— Ты... Тебя... — только и смогло вырваться из стиснутой рыданием груди.
— Пушинка, я с тобой. Всё хорошо.
Гермиона на мгновение застыла, а потом сказала:
— Я рада, что всё кончилось благополучно.
А он... Он коршуном набросился на пищащий и шевелящийся у меня на груди комочек. Казалось, он хотел его проглотить. Нет, не проглотил, а схватил и стал целовать — личико, животик, малюсенькие кулачки.
— Ну всё, всё, — добродушно ворчала Гермиона. — Папаша, верните ребёнка маме.
— Это что за ущемление прав отцов? — возмутился он. — Это мой ребёнок тоже! Почему я не могу его держать?
Малышка выглядела совсем крошечной у его могучей груди — как котёнок.
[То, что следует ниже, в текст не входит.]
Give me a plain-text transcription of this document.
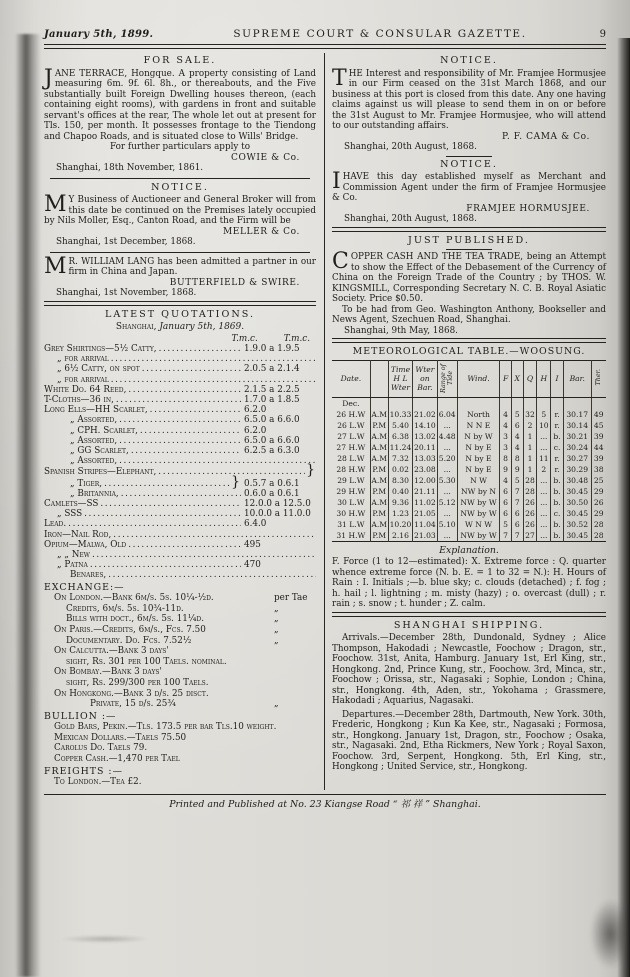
January 5th, 1899.	SUPREME COURT & CONSULAR GAZETTE.	9
FOR SALE.

JANE TERRACE, Hongque. A property consisting of Land measuring 6m. 9f. 6l. 8h., or thereabouts, and the Five substantially built Foreign Dwelling houses thereon, (each containing eight rooms), with gardens in front and suitable servant's offices at the rear, The whole let out at present for Tls. 150, per month. It possesses frontage to the Tiendong and Chapoo Roads, and is situated close to Wills' Bridge.

For further particulars apply to

COWIE & Co.

Shanghai, 18th November, 1861.

NOTICE.

M Y Business of Auctioneer and General Broker will from this date be continued on the Premises lately occupied by Nils Moller, Esq., Canton Road, and the Firm will be

MELLER & Co.

Shanghai, 1st December, 1868.

M R. WILLIAM LANG has been admitted a partner in our firm in China and Japan.

BUTTERFIELD & SWIRE.

Shanghai, 1st November, 1868.

LATEST QUOTATIONS.

Shanghai, January 5th, 1869.

T.m.c.	T.m.c.
Grey Shirtings—5½ Catty, .....	1.9.0 a 1.9.5
„ for arrival
.....
„ 6½ Catty, on spot .....	2.0.5 a 2.1.4
„ for arrival
.....
White Do. 64 Reed, .....	2.1.5 a 2.2.5
T-Cloths—36 in, .....	1.7.0 a 1.8.5
Long Ells—HH Scarlet, .....	6.2.0
„ Assorted, .....	6.5.0 a 6.6.0
„ CPH. Scarlet, .....	6.2.0
„ Assorted, .....	6.5.0 a 6.6.0
„ GG Scarlet, .....	6.2.5 a 6.3.0
„ Assorted,
.....
Spanish Stripes—Elephant, .....	}
„ Tiger, .....	} 0.5.7 a 0.6.1
„ Britannia, .....	0.6.0 a 0.6.1
Camlets—SS .....	12.0.0 a 12.5.0
„ SSS .....	10.0.0 a 11.0.0
Lead. .....	6.4.0
Iron—Nail Rod,
.....
Opium—Malwa, Old .....	495
„ „ New
.....
„ Patna .....	470
Benares,
.....

EXCHANGE:—

On London.—Bank 6m/s. 5s. 10¼-½d.	per Tae
Credits, 6m/s. 5s. 10¾-11d.	„
Bills with doct., 6m/s. 5s. 11¼d.	„
On Paris.—Credits, 6m/s., Fcs. 7.50	„
Documentary. Do. Fcs. 7.52½	„
On Calcutta.—Bank 3 days'
sight, Rs. 301 per 100 Taels. nominal.
On Bombay.—Bank 3 days'
sight, Rs. 299/300 per 100 Taels.
On Hongkong.—Bank 3 d/s. 25 disct.
Private, 15 d/s. 25¾	„

BULLION :—

Gold Bars, Pekin.—Tls. 173.5 per bar Tls.10 weight.
Mexican Dollars.—Taels 75.50
Carolus Do. Taels 79.
Copper Cash.—1,470 per Tael

FREIGHTS :—

To London.—Tea £2.
NOTICE.

THE Interest and responsibility of Mr. Framjee Hormusjee in our Firm ceased on the 31st March 1868, and our business at this port is closed from this date. Any one having claims against us will please to send them in on or before the 31st August to Mr. Framjee Hormusjee, who will attend to our outstanding affairs.

P. F. CAMA & Co.

Shanghai, 20th August, 1868.

NOTICE.

IHAVE this day established myself as Merchant and Commission Agent under the firm of Framjee Hormusjee & Co.

FRAMJEE HORMUSJEE.

Shanghai, 20th August, 1868.

JUST PUBLISHED.

COPPER CASH AND THE TEA TRADE, being an Attempt to show the Effect of the Debasement of the Currency of China on the Foreign Trade of the Country ; by THOS. W. KINGSMILL, Corresponding Secretary N. C. B. Royal Asiatic Society. Price $0.50.

To be had from Geo. Washington Anthony, Bookseller and News Agent, Szechuen Road, Shanghai.

Shanghai, 9th May, 1868.

METEOROLOGICAL TABLE.—WOOSUNG.
Date.		Time H L Wter	Wter on Bar.	Range of Tide	Wind.	F	X	Q	H	I	Bar.	Ther.
Dec.												
26 H.W	A.M	10.33	21.02	6.04	North	4	5	32	5	r.	30.17	49
26 L.W	P.M	5.40	14.10	...	N N E	4	6	2	10	r.	30.14	45
27 L.W	A.M	6.38	13.02	4.48	N by W	3	4	1	...	b.	30.21	39
27 H.W	A.M	11.24	20.11	...	N by E	3	4	1	...	c.	30.24	44
28 L.W	A.M	7.32	13.03	5.20	N by E	8	8	1	11	r.	30.27	39
28 H.W	P.M	0.02	23.08	...	N by E	9	9	1	2	r.	30.29	38
29 L.W	A.M	8.30	12.00	5.30	N W	4	5	28	...	b.	30.48	25
29 H.W	P.M	0.40	21.11	...	NW by N	6	7	28	...	b.	30.45	29
30 L.W	A.M	9.36	11.02	5.12	NW by W	6	7	26	...	b.	30.50	26
30 H.W	P.M	1.23	21.05	...	NW by W	6	6	26	...	c.	30.45	29
31 L.W	A.M	10.20	11.04	5.10	W N W	5	6	26	...	b.	30.52	28
31 H.W	P.M	2.16	21.03	...	NW by W	7	7	27	...	b.	30.45	28
Explanation.

F. Force (1 to 12—estimated): X. Extreme force : Q. quarter whence extreme force (N. b. E. = 1 to 32 = N.): H. Hours of Rain : I. Initials ;—b. blue sky; c. clouds (detached) ; f. fog ; h. hail ; l. lightning ; m. misty (hazy) ; o. overcast (dull) ; r. rain ; s. snow ; t. hunder ; Z. calm.

SHANGHAI SHIPPING.

Arrivals.—December 28th, Dundonald, Sydney ; Alice Thompson, Hakodadi ; Newcastle, Foochow ; Dragon, str., Foochow. 31st, Anita, Hamburg. January 1st, Erl King, str., Hongkong. 2nd, Prince Kung, str., Foochow. 3rd, Minca, str., Foochow ; Orissa, str., Nagasaki ; Sophie, London ; China, str., Hongkong. 4th, Aden, str., Yokohama ; Grassmere, Hakodadi ; Aquarius, Nagasaki.

Departures.—December 28th, Dartmouth, New York. 30th, Frederic, Hongkong ; Kun Ka Kee, str., Nagasaki ; Formosa, str., Hongkong. January 1st, Dragon, str., Foochow ; Osaka, str., Nagasaki. 2nd, Etha Rickmers, New York ; Royal Saxon, Foochow. 3rd, Serpent, Hongkong. 5th, Erl King, str., Hongkong ; United Service, str., Hongkong.

Printed and Published at No. 23 Kiangse Road “ 祁 祥 ” Shanghai.
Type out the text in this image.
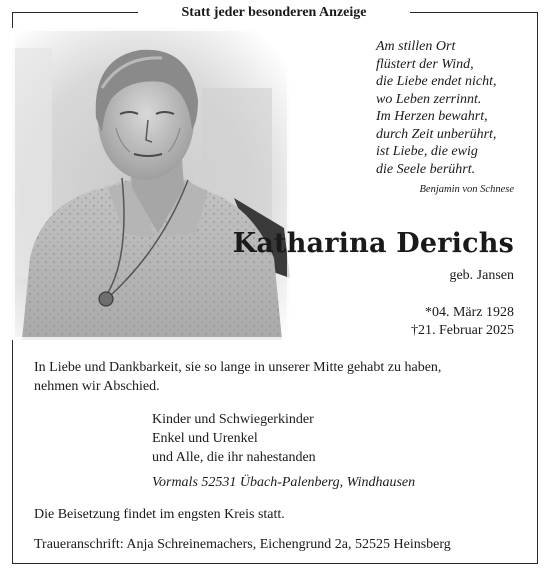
Statt jeder besonderen Anzeige
Am stillen Ort
flüstert der Wind,
die Liebe endet nicht,
wo Leben zerrinnt.
Im Herzen bewahrt,
durch Zeit unberührt,
ist Liebe, die ewig
die Seele berührt.
Benjamin von Schnese
Katharina Derichs
geb. Jansen
*04. März 1928
†21. Februar 2025
In Liebe und Dankbarkeit, sie so lange in unserer Mitte gehabt zu haben,
nehmen wir Abschied.
Kinder und Schwiegerkinder
Enkel und Urenkel
und Alle, die ihr nahestanden
Vormals 52531 Übach-Palenberg, Windhausen
Die Beisetzung findet im engsten Kreis statt.
Traueranschrift: Anja Schreinemachers, Eichengrund 2a, 52525 Heinsberg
А мою ладонь колола едва заметно проступавшая на его голове щетина... Значит, живой... У призраков щетины не бывает.
— Каспар сказал... что приговор приведён в исполнение, — с трудом выговорила я сквозь всхлипы.
— Гильотина сломалась, — засмеялся он.
Господи, какое счастье — просто ощущать губами его губы...
...Одной рукой бережно прижимая девочку к груди, другой Алекс держал бутылочку. Ну да, с кровью. А что ещё могла есть маленькая хищница? У неё ещё не было зубок, но в качестве пищи ей требовалось нужно отнюдь не молоко. Хищники питаются кровью с рождения.
— Каспар сказал, что ты... предатель. Почему? Что ты сделал?
Он усмехнулся.
— Послал к чертям Общество "Аврора".
— То есть? Как это?
— А вот так... — Алекс хмыкнул. — Каспар, кстати, тоже хорош. Десять минут! Хоть бы намекнул мне, подмигнул бы как-то, что ли... Нет, доиграл роль до конца. Да так, что все поверили, даже я!
— О чём ты? — Я вспомнила холодный и непреклонный голос Каспара по телефону.
Алекс склонился и поцеловал меня в висок.
— Потом, пушинка. Потом объясню. Всё хорошо. Всё — как надо.
— Значит, ты теперь в Ордене?
Малышка почмокивала, сося бутылочку. Алекс, сияя нежностью во взгляде, улыбался дочке.
— Ты моя сладкая красавица... Ну что, как назовём наше чудо?
— Ты не ответил.
Он поднял взгляд — серьёзный и задумчивый.
— Я с Авророй. Где она — там и я. Скажет вступить в Орден — вступлю. Куда я денусь?
— А как же "волки"? Что они подумают?
— Не знаю. Не знаю пока, пушинка. Давай лучше пока выберем имя дочке.
Я сказала:
— Давай назовём её Эйне.
Это имя уже давно скользило прохладной тенью за мной; она лежала тогда в холодильнике со швом на шее и инеем на ресницах, спокойная и чуть насмешливая. Чтобы мама жила, она отдала свою жизнь. Её покой хранила чёрная кошка.
— Думаю, маме будет приятно, — сказала я.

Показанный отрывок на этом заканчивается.